In the second of two articles David Eline spoke to Damian Lenihan, Executive Director – Operations and Distribution Europe at Aetna International, on how employers will need to ensure staff well-being in the new normal and the lessons learned around the provision of IPMI for globally mobile staff.
Damian predicates his views on the likelihood that in the future the new normal will be fundamentally different from the working environment prior to COVID-19.
He believes with a potential easing of the global lockdowns in some areas, the world’s firms are now asking themselves what do you – or don’t you – need to do in the office in the future?
You also need to ask your staff what they are looking for in terms of their future working arrangements, he says, adding the challenge will then be to bridge the gap between what they want and what you as an employer want, along with how best to support customers.
Firms will need to understand how they can support their teams as they undertake the transition from a fully remote operation.
“We do face challenges because no-one has done this before, so we have little prior experience on which to base what we do on, both now and in the future,” explains Damian.
Employers will need not only to look after their existing staff but also examine the skills they need to operate in the new normal. Firms must find new ways of delivering well-being and support to ensure their staff are not only productive but also protected.

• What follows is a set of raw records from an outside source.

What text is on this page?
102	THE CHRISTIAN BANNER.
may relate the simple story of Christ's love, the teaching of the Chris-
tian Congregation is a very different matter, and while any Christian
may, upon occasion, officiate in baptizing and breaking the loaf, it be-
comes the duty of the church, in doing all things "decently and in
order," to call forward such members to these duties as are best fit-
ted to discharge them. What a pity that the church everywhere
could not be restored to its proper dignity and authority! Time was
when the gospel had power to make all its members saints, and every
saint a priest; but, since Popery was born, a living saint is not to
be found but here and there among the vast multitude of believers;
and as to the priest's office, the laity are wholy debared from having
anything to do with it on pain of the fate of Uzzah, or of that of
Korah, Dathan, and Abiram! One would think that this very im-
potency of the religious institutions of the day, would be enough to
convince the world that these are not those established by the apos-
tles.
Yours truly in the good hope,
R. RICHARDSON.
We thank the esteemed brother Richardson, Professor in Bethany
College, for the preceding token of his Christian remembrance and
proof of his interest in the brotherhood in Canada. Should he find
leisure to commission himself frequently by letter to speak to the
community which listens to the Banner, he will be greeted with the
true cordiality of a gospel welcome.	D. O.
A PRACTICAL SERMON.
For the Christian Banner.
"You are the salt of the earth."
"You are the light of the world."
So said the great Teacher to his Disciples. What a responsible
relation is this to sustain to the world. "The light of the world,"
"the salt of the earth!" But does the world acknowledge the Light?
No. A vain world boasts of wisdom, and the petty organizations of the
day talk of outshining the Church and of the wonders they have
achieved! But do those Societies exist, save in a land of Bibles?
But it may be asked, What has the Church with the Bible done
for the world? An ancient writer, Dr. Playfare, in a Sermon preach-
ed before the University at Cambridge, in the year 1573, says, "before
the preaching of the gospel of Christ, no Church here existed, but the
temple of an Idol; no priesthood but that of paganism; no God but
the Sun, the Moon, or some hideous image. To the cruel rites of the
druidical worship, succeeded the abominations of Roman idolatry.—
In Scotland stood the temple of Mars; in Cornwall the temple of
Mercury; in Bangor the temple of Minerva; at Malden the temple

It may have been that in the past staff have had access to one-to-one support around mental health. In future this will need to be provided remotely and there will need to be a focus on team meetings to ensure effective communication if the staff are not to be in the office at the same time during the working week.
“If you have staff working remotely, virtual meetings need to persuade people to switch their cameras on so you can see them in order to better be able to judge how they are and how they are feeling,” adds Damian. “If you are redefining the office space you will need to look to design collaboration space that can be used for staff to meet every week or fortnight to ensure they are communicating and have the ability to share ideas and concerns about their well-being. The office is unlikely to be the place you do emails or Webex but the place where you collaborate face to face.”
He adds for expatriate staff and their families, the issue can be more acute.
“In terms of our IPMI members we have always looked to be forward thinking and offer a wide range of support, not just products. If the staff member had arrived at their new overseas post shortly before the pandemic struck, they would not have built a support network before they had been forced into lockdown and with that comes a significant degree of isolation.”
The pandemic has taught us that access to apps can deliver not only remote support but also connect people with each other in virtual gym classes for example, deliver significant benefits.
“It does differ globally, but we have seen a 3-4 fold increase in the utilisation of our virtual health service,” Damian adds. “Whilst some utilisation has been COVID-19 related this only amounted to around 10% with the rest being other health issues. It does evidence the demand we have been picking up from what would usually have been in-person visits. It certainly feels like the adoption of virtual services has accelerated”
“COVID-19 has redefined the way in which our virtual GP services have been utilised by our members.”
He says Aetna saw a reduction in the level of treatment in the early stage of the crisis, but overall it has not seen a great reduction in the level of claims from members. Where the underwriter has had claims, they have tended to be more expensive.
“Repatriations which pre-COVID-19 could have been carried out by road, are now having to be carried out by air ambulance, so what might have been a $5,000 claim can be anything up to $50,000,” explains Damian. “At present we do not know when the delayed reporting of claims to broker partners and ourselves will be complete, but we are hopeful that by the end of this year we will have a very good idea of where we are in terms of the claims that have arisen.”
The firm is aware of the rising interest from brokers and IFAs in IPMI as a business area that still maintains significant potential for growth.
“It is a complicated market so there is a need for clients to be made fully aware of the options they have when it comes to IPMI, and what we can provide,” concludes Damian.